Lauren Wilkins

I have been learning silks for 3 years now. Progress was very slow at first, but I’m finally feeling satisfied with my progress, though I’m still very anxious to improve.

I am passionate about dance. When I hear music that I love, I long to become one with it. Last time I performed, I grew so much from the experience that I decided it’s worth the stress and worry. Another thing that inspires me to perform is my desire to uplift and inspire others. I’m not young and I’m not skinny and I didn’t grow up in a dance studio. Most women my age would never believe that they have the potential to become strong enough to hold their body in the air for 5 minutes. I’m setting out to prove that it CAN be done!

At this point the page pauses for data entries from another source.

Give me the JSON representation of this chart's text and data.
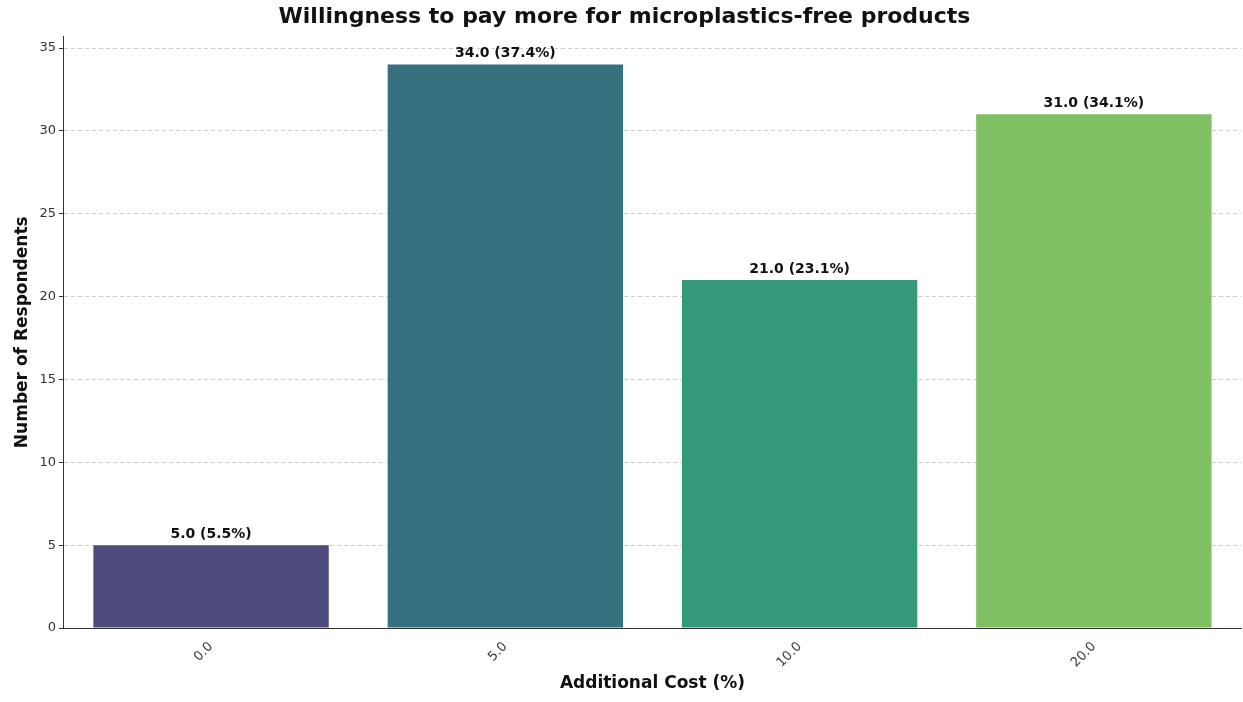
{
  "chart_data": {
    "type": "bar",
    "title": "Willingness to pay more for microplastics-free products",
    "xlabel": "Additional Cost (%)",
    "ylabel": "Number of Respondents",
    "categories": [
      "0.0",
      "5.0",
      "10.0",
      "20.0"
    ],
    "values": [
      5,
      34,
      21,
      31
    ],
    "colors": [
      "#4e4c7d",
      "#367180",
      "#35977b",
      "#7fc062"
    ],
    "value_labels": [
      "5.0 (5.5%)",
      "34.0 (37.4%)",
      "21.0 (23.1%)",
      "31.0 (34.1%)"
    ],
    "ylim": [
      0,
      35.7
    ],
    "yticks": [
      0,
      5,
      10,
      15,
      20,
      25,
      30,
      35
    ],
    "grid": "y",
    "legend": false
  }
}
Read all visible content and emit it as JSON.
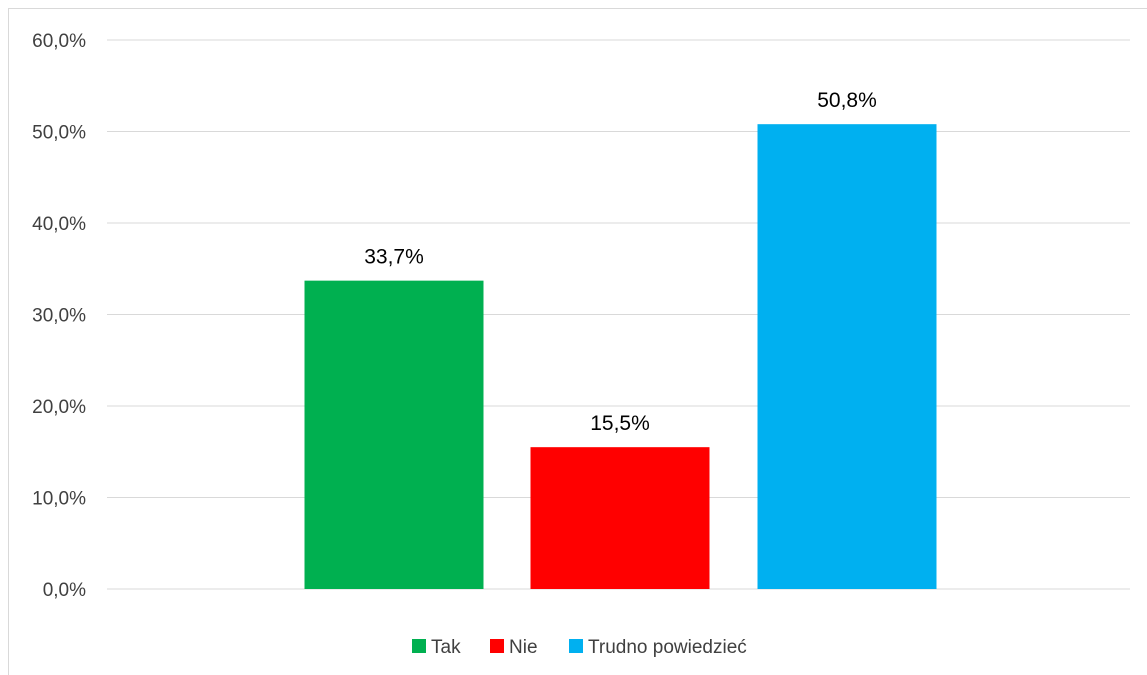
{
  "chart_data": {
    "type": "bar",
    "categories": [
      "Tak",
      "Nie",
      "Trudno powiedzieć"
    ],
    "values": [
      33.7,
      15.5,
      50.8
    ],
    "data_labels": [
      "33,7%",
      "15,5%",
      "50,8%"
    ],
    "colors": [
      "#00b050",
      "#ff0000",
      "#00b0f0"
    ],
    "title": "",
    "xlabel": "",
    "ylabel": "",
    "ylim": [
      0,
      60
    ],
    "yticks": [
      0,
      10,
      20,
      30,
      40,
      50,
      60
    ],
    "ytick_labels": [
      "0,0%",
      "10,0%",
      "20,0%",
      "30,0%",
      "40,0%",
      "50,0%",
      "60,0%"
    ],
    "grid": true,
    "legend": {
      "position": "bottom",
      "entries": [
        "Tak",
        "Nie",
        "Trudno powiedzieć"
      ]
    }
  }
}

Being involved with Cirque Asylum has given me a community of likeminded friends who understand my passion for dance and the frustrations of gaining strength and flexibility. We are a group of mostly women that believe that we deserve to have joy in our lives and that we have the power to create it. The energy I feel here tells me not to give up and that my hopes and dreams are possible. The performing aspect just feels like a reward at the end of a long day of hard work. Wait…I can actually do stuff?!

Circus is such a happy and fun sport to be involved with. We are kind of a different crowd (how many moms do you know that allow their children to spin balls of fire?), but we’re like that one unique house on a street that makes you say “Hmmm…I kind of like that!” Circus is more fun than anything you’ve ever tried, but people don’t realize how painful it is. Training, for me personally, involves occasional screams of pain and frequent bruising. I was explaining “skin conditioning” to my husband, telling him how we practice painful drops and holds until it doesn’t hurt anymore. His response was, “That’s not skin conditioning, that’s destroying your nerve endings!” He’s wrong, but it made me laugh.

Circus is something I cannot live without, but my reason for living is being a mother to my three children. Trying to shape them into kind, loving, happy adults is the hardest project I’ve ever worked on, but when I see signs that it’s working, I feel like a superhero! There’s not enough space in the world to contain all of the joy motherhood brings me. I credit my Heavenly Father for blessing me with these beautiful souls and the devoted husband to match, also for this promise, “and I will bear her up as on eagles’ wings; and she shall beget glory and honor to herself and unto my name.” To God, my family, and my circus family-You Raise Me Up!